Healthcare benefits are at a turning point as costs and demand rise
Small and medium-sized enterprises (SMEs) are used to operating in uncertainty. Inflation, regulation, recruitment pressure, rising costs. None of it is new.
But when it comes to health and wellbeing, there is a noticeable shift. The ambition to support employees is strong. Confidence in delivering the right outcomes is less so.
In our recent poll, 2 in 3 SME employers said they are concerned about achieving a good health outcome for their business and employees in 2026. This was in the context of balancing rising costs together with delivering better benefits to their employees.
That gap is telling. We believe it comes from the recognition that health and benefits are more important to SMEs than ever, in terms of supporting recruitment and retention, and supporting wellbeing and productivity.
The pressure is structural, not temporary
Healthcare demand continues to rise. Claims incidence has increased by as much as 30% in some schemes and take up of funded cover has grown by up to 15%, more people feel the need for the cover and more people again are needing to use it.
With greater demand for health benefits, SMEs need to know that the costs will be sustainable in the long-term. The problem is that, at present, SMEs feel at the mercy of the insurance industry, when it comes to the pricing of their schemes.
And for businesses where they are time poor, not just cost-conscious, getting to a good outcome is harder than ever, without the right information and support on your side.
SMEs recognise the need to pull on different levers for success
So, what can SMEs do to improve their chance of both short-term and long-term success? In the same poll, SMEs told us that they recognise the need to make change, not accept the status quo.
1 in 3 believe they need to change benefits design and coverage, 1 in 5 recognise the need for a more structured approach to wellbeing and overall, 4 in 5 recognise the need for some form of change in the next 12 months.
It is great to see the sense of urgency from the SME audience, as they say, “knowing the need to change is the first step.” The challenge is then, how SMEs know what the right changes are and what are the pitfalls to avoid, to ensure you don’t cut the most valuable parts of cover or waste money.
Assessing Coverage and Provider options
When it comes to making changes to benefits design and coverage, there are areas to embrace and ones to avoid. The challenge for SMEs is often that the claims data is not available to aid understanding of what adds most value to employees and what would negatively impact health outcomes. That is where having a broker who works day-in-day out with providers to understand underlying health trends, care pathways and commercial options is key to balancing commercial negotiations and cost containment measures (reducing cover) to get within budget.

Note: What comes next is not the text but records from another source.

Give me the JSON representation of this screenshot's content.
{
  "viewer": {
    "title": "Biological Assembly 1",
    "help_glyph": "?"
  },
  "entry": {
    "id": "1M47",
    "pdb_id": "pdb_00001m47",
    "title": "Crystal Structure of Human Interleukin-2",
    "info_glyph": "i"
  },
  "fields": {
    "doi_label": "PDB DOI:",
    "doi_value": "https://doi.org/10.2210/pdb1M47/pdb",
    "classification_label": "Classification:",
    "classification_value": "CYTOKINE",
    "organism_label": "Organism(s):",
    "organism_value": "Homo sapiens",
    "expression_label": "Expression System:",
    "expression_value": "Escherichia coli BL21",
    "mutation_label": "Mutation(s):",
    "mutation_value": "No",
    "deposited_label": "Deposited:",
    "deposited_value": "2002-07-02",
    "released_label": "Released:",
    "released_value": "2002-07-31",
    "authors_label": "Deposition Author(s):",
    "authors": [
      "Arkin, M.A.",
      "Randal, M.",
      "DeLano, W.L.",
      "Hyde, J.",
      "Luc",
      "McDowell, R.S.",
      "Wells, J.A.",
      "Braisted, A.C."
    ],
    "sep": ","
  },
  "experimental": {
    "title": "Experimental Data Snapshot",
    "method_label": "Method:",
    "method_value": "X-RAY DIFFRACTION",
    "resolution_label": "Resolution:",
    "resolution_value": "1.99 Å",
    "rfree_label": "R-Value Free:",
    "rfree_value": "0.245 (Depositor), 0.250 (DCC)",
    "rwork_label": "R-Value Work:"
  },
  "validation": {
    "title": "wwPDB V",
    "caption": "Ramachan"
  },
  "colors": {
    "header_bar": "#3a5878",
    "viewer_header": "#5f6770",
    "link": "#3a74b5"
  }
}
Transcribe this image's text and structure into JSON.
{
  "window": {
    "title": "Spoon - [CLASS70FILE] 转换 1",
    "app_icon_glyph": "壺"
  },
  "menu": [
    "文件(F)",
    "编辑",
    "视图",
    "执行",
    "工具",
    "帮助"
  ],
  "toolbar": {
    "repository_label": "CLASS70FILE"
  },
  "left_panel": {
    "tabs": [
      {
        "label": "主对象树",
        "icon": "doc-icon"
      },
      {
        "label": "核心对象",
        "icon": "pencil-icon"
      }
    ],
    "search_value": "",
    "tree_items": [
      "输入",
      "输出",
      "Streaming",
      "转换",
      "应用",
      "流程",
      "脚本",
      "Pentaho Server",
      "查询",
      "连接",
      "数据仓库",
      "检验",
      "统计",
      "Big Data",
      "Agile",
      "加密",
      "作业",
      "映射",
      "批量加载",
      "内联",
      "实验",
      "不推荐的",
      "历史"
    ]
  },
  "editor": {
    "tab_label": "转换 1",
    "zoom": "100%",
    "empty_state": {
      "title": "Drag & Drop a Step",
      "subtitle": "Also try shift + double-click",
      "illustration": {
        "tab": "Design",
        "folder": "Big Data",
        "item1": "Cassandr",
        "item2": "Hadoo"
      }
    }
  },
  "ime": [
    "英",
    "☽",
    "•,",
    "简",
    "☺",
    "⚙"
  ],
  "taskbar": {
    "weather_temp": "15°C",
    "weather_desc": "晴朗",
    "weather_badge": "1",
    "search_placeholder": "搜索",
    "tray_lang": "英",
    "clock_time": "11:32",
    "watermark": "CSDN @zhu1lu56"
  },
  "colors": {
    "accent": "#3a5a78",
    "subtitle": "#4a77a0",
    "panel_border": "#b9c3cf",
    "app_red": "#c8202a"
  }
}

More wellbeing is happening, but impact is the next step
Encouragingly, almost 6 in 10 of respondents say they have planned wellbeing initiatives running through the year. However, 3 in 10 rely entirely on their insurance provider, and 1 in 10 do nothing.
Our view is that whilst 40% are playing catch-up, it’s likely that everyone needs to turn action into impact and help make sure that investment of time and money translates into business performance.
Again, conscious of the time constraints facing most SMEs (often doing wellbeing off the side of their desks) there is recognition that more emphasis should be placed on brokers and consultants to help SME employers achieve their goals.
The strongest signal came with over 50% of respondents saying they need to improve how they promote wellbeing internally. And when UK industry data shows the absence is still near all-time highs and mental health is worsening, it is a concern that needs focused action in 2026.
This is a reset moment for healthcare benefits
SMEs are not retreating from health investment. Nor are they blindly accepting cost increases. Instead, they are reassessing how medical insurance and other health benefits are designed, negotiated and linked to wider wellbeing strategy. The key is being proactive, not reactive.
As Matthew Gregson, Executive Director at Howden Employee Benefits, observes:
"What we are seeing in the SME market is not panic, but realism. Healthcare demand is rising and budgets are under pressure, so employers are rightly questioning whether their current approach still works. This requires a re-evaluation of all of the moving parts involved in running these benefits, the broker, the provider, the pricing basis, the benefits coverage and delivery to employees."
The confidence gap revealed in the poll is therefore not simply a warning sign. It is an indication that SMEs are asking the right questions.
The next phase will be defined by how clearly those questions translate into informed, measured decisions about design, risk and communication.